Even the Declaration of Independence, though inspirational and stirring, features statements that aren't really factual truths so much as they are philosophical talking points.
"All men are created equal"? Well, leaving aside the issue of how you define "men" (as males? or all of humanity? do races factor in?), we are not all created equal if for no other reason than simple accidents of genetics makes that impossible. A man born blind is not the same as a sighted man; people differ in height and weight and relative intelligence. You may be too short to ride the coaster. People are inherently not equal to each other (and thank goodness, otherwise it'd be pretty dull). This may not be fair, but that's the way it is.
"Endowed by their Creator with certain unalienable Rights"? Right there, you have to take as a given that there is a "creator", and whether that's a diety such as Yahweh or some anthropomorphicized view of Nature as all-encompassing system manager, that's still an issue of faith, believing in the truth of something without any real evidence.
As for "unalienable rights", there's no such thing, except as large bodies of humanity gather together and agree that there is such a thing. If you doubt me, think about it: what right do you think you have that could not, if an authoritarian state came to power (jokes about the current Administration notwithstanding), be easily taken away with guns and dogs? Right to Free Speech? Right to Equal Treatment? These are all legal constructs, a social contract we all (more or less) agree to abide by. There is nothing inherent in the human condition that automatically grants them.
We agree to these things because (most of us) want people to have the right to their own life and their own freedom, and even the pursuit of happiness.
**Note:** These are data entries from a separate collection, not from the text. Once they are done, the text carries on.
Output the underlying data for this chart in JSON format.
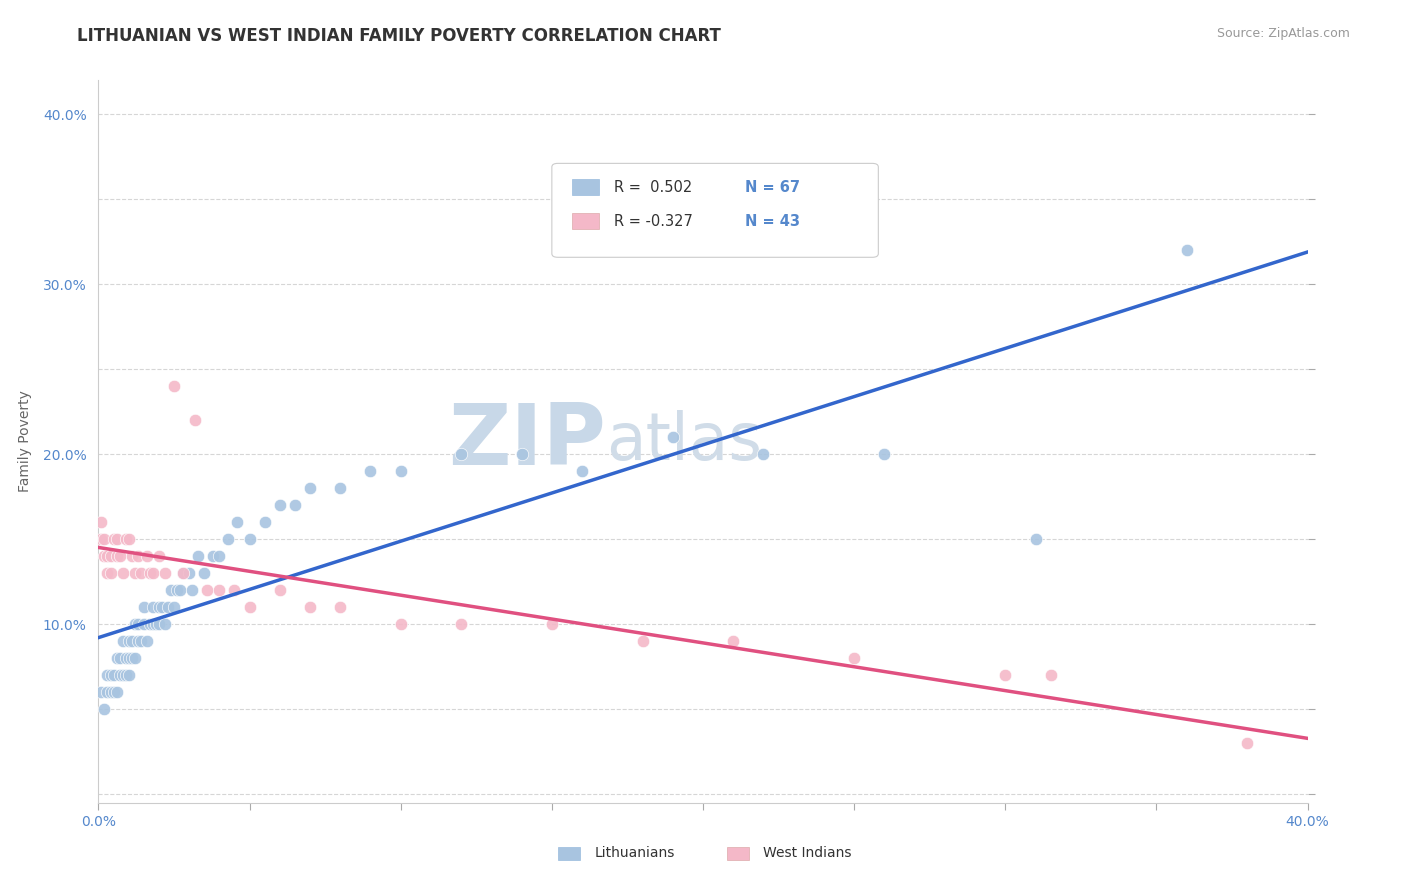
{
  "title": "LITHUANIAN VS WEST INDIAN FAMILY POVERTY CORRELATION CHART",
  "source": "Source: ZipAtlas.com",
  "ylabel": "Family Poverty",
  "watermark_zip": "ZIP",
  "watermark_atlas": "atlas",
  "xlim": [
    0.0,
    0.4
  ],
  "ylim": [
    -0.005,
    0.42
  ],
  "xticks": [
    0.0,
    0.05,
    0.1,
    0.15,
    0.2,
    0.25,
    0.3,
    0.35,
    0.4
  ],
  "yticks": [
    0.0,
    0.05,
    0.1,
    0.15,
    0.2,
    0.25,
    0.3,
    0.35,
    0.4
  ],
  "blue_color": "#a8c4e0",
  "pink_color": "#f4b8c8",
  "blue_line_color": "#3366cc",
  "pink_line_color": "#e05080",
  "legend_blue_R": "R =  0.502",
  "legend_blue_N": "N = 67",
  "legend_pink_R": "R = -0.327",
  "legend_pink_N": "N = 43",
  "blue_scatter_x": [
    0.001,
    0.002,
    0.003,
    0.003,
    0.004,
    0.004,
    0.005,
    0.005,
    0.006,
    0.006,
    0.007,
    0.007,
    0.008,
    0.008,
    0.009,
    0.009,
    0.01,
    0.01,
    0.01,
    0.011,
    0.011,
    0.012,
    0.012,
    0.013,
    0.013,
    0.014,
    0.015,
    0.015,
    0.016,
    0.017,
    0.018,
    0.018,
    0.019,
    0.02,
    0.02,
    0.021,
    0.022,
    0.023,
    0.024,
    0.025,
    0.026,
    0.027,
    0.028,
    0.03,
    0.031,
    0.033,
    0.035,
    0.038,
    0.04,
    0.043,
    0.046,
    0.05,
    0.055,
    0.06,
    0.065,
    0.07,
    0.08,
    0.09,
    0.1,
    0.12,
    0.14,
    0.16,
    0.19,
    0.22,
    0.26,
    0.31,
    0.36
  ],
  "blue_scatter_y": [
    0.06,
    0.05,
    0.06,
    0.07,
    0.06,
    0.07,
    0.06,
    0.07,
    0.06,
    0.08,
    0.07,
    0.08,
    0.07,
    0.09,
    0.07,
    0.08,
    0.07,
    0.08,
    0.09,
    0.08,
    0.09,
    0.08,
    0.1,
    0.09,
    0.1,
    0.09,
    0.1,
    0.11,
    0.09,
    0.1,
    0.1,
    0.11,
    0.1,
    0.1,
    0.11,
    0.11,
    0.1,
    0.11,
    0.12,
    0.11,
    0.12,
    0.12,
    0.13,
    0.13,
    0.12,
    0.14,
    0.13,
    0.14,
    0.14,
    0.15,
    0.16,
    0.15,
    0.16,
    0.17,
    0.17,
    0.18,
    0.18,
    0.19,
    0.19,
    0.2,
    0.2,
    0.19,
    0.21,
    0.2,
    0.2,
    0.15,
    0.32
  ],
  "pink_scatter_x": [
    0.001,
    0.001,
    0.002,
    0.002,
    0.003,
    0.003,
    0.004,
    0.004,
    0.005,
    0.006,
    0.006,
    0.007,
    0.008,
    0.009,
    0.01,
    0.011,
    0.012,
    0.013,
    0.014,
    0.016,
    0.017,
    0.018,
    0.02,
    0.022,
    0.025,
    0.028,
    0.032,
    0.036,
    0.04,
    0.045,
    0.05,
    0.06,
    0.07,
    0.08,
    0.1,
    0.12,
    0.15,
    0.18,
    0.21,
    0.25,
    0.3,
    0.315,
    0.38
  ],
  "pink_scatter_y": [
    0.15,
    0.16,
    0.14,
    0.15,
    0.13,
    0.14,
    0.13,
    0.14,
    0.15,
    0.14,
    0.15,
    0.14,
    0.13,
    0.15,
    0.15,
    0.14,
    0.13,
    0.14,
    0.13,
    0.14,
    0.13,
    0.13,
    0.14,
    0.13,
    0.24,
    0.13,
    0.22,
    0.12,
    0.12,
    0.12,
    0.11,
    0.12,
    0.11,
    0.11,
    0.1,
    0.1,
    0.1,
    0.09,
    0.09,
    0.08,
    0.07,
    0.07,
    0.03
  ],
  "title_fontsize": 12,
  "axis_label_fontsize": 10,
  "tick_fontsize": 10,
  "source_fontsize": 9,
  "background_color": "#ffffff",
  "grid_color": "#cccccc",
  "watermark_zip_color": "#c8d8e8",
  "watermark_atlas_color": "#d0dce8",
  "watermark_fontsize": 62
}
Many of us will fight in some way to preserve (or attain) rights that are important to us. Even then, we allow for exceptions, otherwise, how could we imprision criminals or even execute them?
Deconstructing something that people take for granted like the Declaration of Independence should demonstrate a couple things:
One, that people do take some assumptions for granted, and the most basic assumption of all is that Nothing You Know Is Wrong, that everything you think is right and true is just that, right and true;
and Two, assumptions are Not Truth. An assumption you make might turn out to be true, or perhaps not, but it is not in and of itself a fact.
So when someone begins a statement with "we start with this assumption", my skepticism turns up a notch. Many times such a statement intends to shunt aside debate over very fundamental differences of opinion.
If I were to debate sexual ethics, and open by saying "we must assume that homosexuality is inherently immoral", I would essentially be saying "it just is wrong, and I don't want to hear any argument over it". That's not really a truly open debate, is it? It's stacking the deck.
It's a somewhat more clever version of the question "Have you stopped beating your wife, yes or no?"
Feminism (fangirl or otherwise) certainly isn't the only sociopolitical viewpoint to carry its own articles of faith around as assumptions. I have my own. Everyone does, to some extent. But it behooves all of us who claim to be thoughtful, introspective people to try and recognize our assumptions when they're brought out, and acknowledge them for what they are.